Batch-invariant attention (FlashAttention2 Strategy)¶
- Parallelize along the query tensor (Q) and reduce along key/value tensors (K/V) simultaneously, enabling a data-parallel strategy.
- The reduction order for a given token should not depend on how many other tokens from its sequence are being processed simultaneously.
- To resolve issues with KV cache, update the KV cache and page table before the attention kernel.
- For small query lengths (decoding), a fixed split-size strategy is adopted to preserve batch invariance.
Implementation¶
- A demonstration of deterministic inference on top of vLLM is provided, leveraging its FlexAttention backend and torch.Library.

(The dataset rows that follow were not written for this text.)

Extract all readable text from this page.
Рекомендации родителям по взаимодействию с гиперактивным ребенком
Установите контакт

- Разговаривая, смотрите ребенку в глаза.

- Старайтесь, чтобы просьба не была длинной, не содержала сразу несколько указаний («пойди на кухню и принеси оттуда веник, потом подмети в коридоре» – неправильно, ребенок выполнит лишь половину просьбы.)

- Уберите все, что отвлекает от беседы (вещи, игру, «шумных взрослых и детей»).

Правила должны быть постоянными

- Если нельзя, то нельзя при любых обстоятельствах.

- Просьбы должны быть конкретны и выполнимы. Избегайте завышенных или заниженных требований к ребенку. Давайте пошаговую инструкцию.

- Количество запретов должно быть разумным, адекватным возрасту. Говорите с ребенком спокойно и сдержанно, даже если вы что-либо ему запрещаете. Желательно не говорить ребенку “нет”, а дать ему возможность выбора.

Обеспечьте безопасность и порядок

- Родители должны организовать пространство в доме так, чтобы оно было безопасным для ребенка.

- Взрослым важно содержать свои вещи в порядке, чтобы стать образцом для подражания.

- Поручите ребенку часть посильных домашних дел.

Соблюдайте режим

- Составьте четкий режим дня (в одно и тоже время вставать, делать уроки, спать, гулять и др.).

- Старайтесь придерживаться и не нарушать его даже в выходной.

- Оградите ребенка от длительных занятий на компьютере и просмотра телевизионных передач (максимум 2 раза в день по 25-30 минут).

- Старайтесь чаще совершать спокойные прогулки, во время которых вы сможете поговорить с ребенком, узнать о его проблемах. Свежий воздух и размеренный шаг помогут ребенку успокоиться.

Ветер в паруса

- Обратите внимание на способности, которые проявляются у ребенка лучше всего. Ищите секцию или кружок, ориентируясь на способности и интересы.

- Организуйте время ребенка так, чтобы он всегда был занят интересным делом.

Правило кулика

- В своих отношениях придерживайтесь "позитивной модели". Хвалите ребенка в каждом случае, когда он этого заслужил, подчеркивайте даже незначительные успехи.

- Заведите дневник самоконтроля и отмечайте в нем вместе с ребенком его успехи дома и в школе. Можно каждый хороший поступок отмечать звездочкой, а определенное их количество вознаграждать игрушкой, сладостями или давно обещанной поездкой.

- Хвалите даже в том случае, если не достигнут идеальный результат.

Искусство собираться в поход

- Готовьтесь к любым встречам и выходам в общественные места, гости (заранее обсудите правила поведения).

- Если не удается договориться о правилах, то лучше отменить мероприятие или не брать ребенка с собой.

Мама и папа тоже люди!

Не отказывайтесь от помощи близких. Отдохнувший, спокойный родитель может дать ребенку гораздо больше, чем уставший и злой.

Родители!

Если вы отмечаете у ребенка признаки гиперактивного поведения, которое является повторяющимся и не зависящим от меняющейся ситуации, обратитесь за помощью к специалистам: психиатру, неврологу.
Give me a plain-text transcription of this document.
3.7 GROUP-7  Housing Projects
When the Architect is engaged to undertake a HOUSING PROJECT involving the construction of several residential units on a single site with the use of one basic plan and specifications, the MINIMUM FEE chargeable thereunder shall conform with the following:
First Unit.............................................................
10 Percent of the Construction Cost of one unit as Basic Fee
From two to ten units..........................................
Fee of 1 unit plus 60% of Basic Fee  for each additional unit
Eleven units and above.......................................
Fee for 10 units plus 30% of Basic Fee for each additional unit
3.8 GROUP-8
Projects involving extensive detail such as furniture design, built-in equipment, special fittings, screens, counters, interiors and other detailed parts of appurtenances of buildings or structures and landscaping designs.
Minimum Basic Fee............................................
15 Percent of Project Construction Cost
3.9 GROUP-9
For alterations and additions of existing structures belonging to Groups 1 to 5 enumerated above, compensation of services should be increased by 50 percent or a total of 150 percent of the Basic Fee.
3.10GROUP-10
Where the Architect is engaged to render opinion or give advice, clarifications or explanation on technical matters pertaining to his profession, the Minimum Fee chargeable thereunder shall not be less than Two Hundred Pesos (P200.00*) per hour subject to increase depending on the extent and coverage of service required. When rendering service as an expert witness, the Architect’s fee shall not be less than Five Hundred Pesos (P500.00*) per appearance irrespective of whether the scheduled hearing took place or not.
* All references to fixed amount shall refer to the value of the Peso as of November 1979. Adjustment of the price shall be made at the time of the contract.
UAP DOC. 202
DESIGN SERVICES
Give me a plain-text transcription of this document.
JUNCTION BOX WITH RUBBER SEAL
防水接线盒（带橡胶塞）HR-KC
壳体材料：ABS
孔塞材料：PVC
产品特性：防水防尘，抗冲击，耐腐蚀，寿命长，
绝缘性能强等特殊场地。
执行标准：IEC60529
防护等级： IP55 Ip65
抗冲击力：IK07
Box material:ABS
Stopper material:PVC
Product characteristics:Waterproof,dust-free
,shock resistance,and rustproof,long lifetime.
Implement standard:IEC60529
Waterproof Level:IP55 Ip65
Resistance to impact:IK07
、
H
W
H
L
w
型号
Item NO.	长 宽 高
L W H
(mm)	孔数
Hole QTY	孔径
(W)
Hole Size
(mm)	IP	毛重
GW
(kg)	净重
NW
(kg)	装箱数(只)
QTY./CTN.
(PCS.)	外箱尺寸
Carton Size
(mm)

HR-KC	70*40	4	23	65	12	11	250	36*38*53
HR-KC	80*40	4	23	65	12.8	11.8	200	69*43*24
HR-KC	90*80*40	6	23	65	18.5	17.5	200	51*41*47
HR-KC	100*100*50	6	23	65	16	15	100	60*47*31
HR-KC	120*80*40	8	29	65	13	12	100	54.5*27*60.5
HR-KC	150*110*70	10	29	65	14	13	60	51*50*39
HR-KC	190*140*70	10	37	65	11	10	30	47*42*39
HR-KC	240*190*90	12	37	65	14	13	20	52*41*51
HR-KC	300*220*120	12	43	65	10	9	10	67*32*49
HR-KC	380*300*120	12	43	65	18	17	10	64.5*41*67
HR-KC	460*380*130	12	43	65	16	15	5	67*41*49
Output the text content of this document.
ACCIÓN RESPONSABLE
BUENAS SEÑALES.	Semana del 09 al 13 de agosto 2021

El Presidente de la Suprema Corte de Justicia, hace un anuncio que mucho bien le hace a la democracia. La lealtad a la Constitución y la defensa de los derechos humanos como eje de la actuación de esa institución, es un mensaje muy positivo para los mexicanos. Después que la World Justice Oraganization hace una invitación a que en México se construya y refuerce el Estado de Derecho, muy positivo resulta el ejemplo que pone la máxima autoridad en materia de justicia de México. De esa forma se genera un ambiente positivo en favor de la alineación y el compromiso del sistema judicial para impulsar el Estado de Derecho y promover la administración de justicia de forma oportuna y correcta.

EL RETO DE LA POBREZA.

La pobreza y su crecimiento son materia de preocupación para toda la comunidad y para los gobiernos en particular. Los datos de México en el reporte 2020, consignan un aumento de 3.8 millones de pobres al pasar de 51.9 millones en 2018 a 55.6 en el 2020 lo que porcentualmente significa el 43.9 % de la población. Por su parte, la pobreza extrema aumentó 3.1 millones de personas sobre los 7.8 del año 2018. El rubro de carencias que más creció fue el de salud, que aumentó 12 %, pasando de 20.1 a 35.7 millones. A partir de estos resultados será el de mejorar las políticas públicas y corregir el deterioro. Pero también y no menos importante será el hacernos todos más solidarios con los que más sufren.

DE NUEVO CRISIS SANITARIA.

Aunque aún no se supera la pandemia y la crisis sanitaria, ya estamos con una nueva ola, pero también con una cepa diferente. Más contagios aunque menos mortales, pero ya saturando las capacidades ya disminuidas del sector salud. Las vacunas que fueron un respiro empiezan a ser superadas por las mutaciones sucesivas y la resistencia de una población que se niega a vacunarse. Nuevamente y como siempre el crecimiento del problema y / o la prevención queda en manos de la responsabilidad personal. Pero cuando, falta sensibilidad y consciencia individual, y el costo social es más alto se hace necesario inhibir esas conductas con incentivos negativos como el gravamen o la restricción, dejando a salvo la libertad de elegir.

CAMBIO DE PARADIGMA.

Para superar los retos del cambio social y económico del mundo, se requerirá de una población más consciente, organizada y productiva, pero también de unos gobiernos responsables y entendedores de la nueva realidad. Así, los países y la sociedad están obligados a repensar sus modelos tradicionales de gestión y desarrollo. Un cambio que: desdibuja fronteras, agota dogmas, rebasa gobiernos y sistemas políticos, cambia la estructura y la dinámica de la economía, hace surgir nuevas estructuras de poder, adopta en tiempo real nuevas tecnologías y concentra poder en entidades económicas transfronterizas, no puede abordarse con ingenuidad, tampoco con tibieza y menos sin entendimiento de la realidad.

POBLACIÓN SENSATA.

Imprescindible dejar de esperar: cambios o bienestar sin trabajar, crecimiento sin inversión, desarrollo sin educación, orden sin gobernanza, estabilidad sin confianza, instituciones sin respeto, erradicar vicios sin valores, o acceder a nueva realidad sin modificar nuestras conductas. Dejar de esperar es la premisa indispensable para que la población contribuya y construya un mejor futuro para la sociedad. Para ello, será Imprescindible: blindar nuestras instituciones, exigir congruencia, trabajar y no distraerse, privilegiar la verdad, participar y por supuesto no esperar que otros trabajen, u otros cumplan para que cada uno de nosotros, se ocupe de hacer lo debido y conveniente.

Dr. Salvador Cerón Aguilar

- The library of "batch-invariant" kernels is available at thinking-machines-lab/batch-invariant-ops.
Experiments¶
- Sampling 1000 completions using Qwen/Qwen3-235B-A22B-Instruct-2507 at temperature 0 with the prompt "Tell me about Richard Feynman" resulted in 80 unique completions.
- Enabling batch-invariant kernels resulted in all 1000 completions being identical.
Performance¶
- Experiments show that performance remains usable, even though the batch-invariant kernels have not been heavily optimized.
True On-Policy RL¶
- Deterministic inference enables modification of the training stack to obtain bitwise identical results between sampling and training, resulting in true on-policy RL.
- Experiments in a RLVR setup on Bigmath show that true on-policy RL allows training to proceed smoothly without off-policy correction.
Conclusion¶
The article successfully identifies and addresses the root causes of nondeterminism in LLM inference, offering a solution based on batch-invariant kernels. The authors encourage the community to pursue a deeper understanding of their systems and work towards deterministic outcomes.